9. The simulation method for dynamic evacuation of subway stations based on multidimensional coupling according to claim 6, characterized in that, The final coordinate sequence is rendered using nonlinear color mapping based on the total historical access frequency. The agent's survival state set and update path target are then serialized into structured time-series data frames according to a preset protocol to obtain batch statistical indicators and spatiotemporal trajectory heatmaps, including: Based on the contrast enhancement coefficient, nonlinear color mapping rendering is performed on the full-field historical access frequency of the final coordinate sequence to obtain a spatiotemporal trajectory heatmap. The set of agent survival states and update path goals are encapsulated into structured time-series data frames according to a preset heterogeneous data serialization protocol. Based on structured time-series data frames, statistics are collected on total evacuation time, the ratio of trapped personnel, evacuation success rate, and space utilization balance to obtain batch statistical indicators.

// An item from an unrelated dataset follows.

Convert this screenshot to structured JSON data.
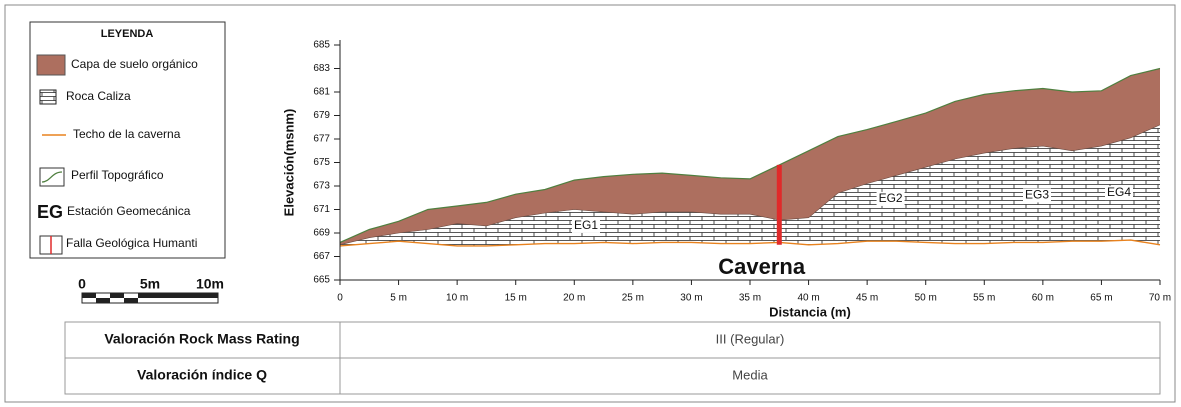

10. The simulation method for dynamic evacuation of subway stations based on multidimensional coupling according to claim 3, characterized in that, A set of family units is obtained by performing bidirectional kinship indexing pairing between vulnerable individuals and adult individuals in a heterogeneous set of intelligent agents, including: Based on preset action obstacle labeling rules, obstacle attribute identification and adult candidate screening are performed on a heterogeneous intelligent agent set to generate an auxiliary pairing set; Optimal matching calculations and bidirectional bindings are performed on the auxiliary pairing set to obtain the union parameter set; Based on the care gain coefficient and the risk transmission coefficient, joint velocity fusion and joint tolerance correction are performed on the set of parameters of the consortium to obtain an enhanced agent set. Facility dependency labeling and risk weight estimation are performed on the set of augmented agents to obtain the set of household units.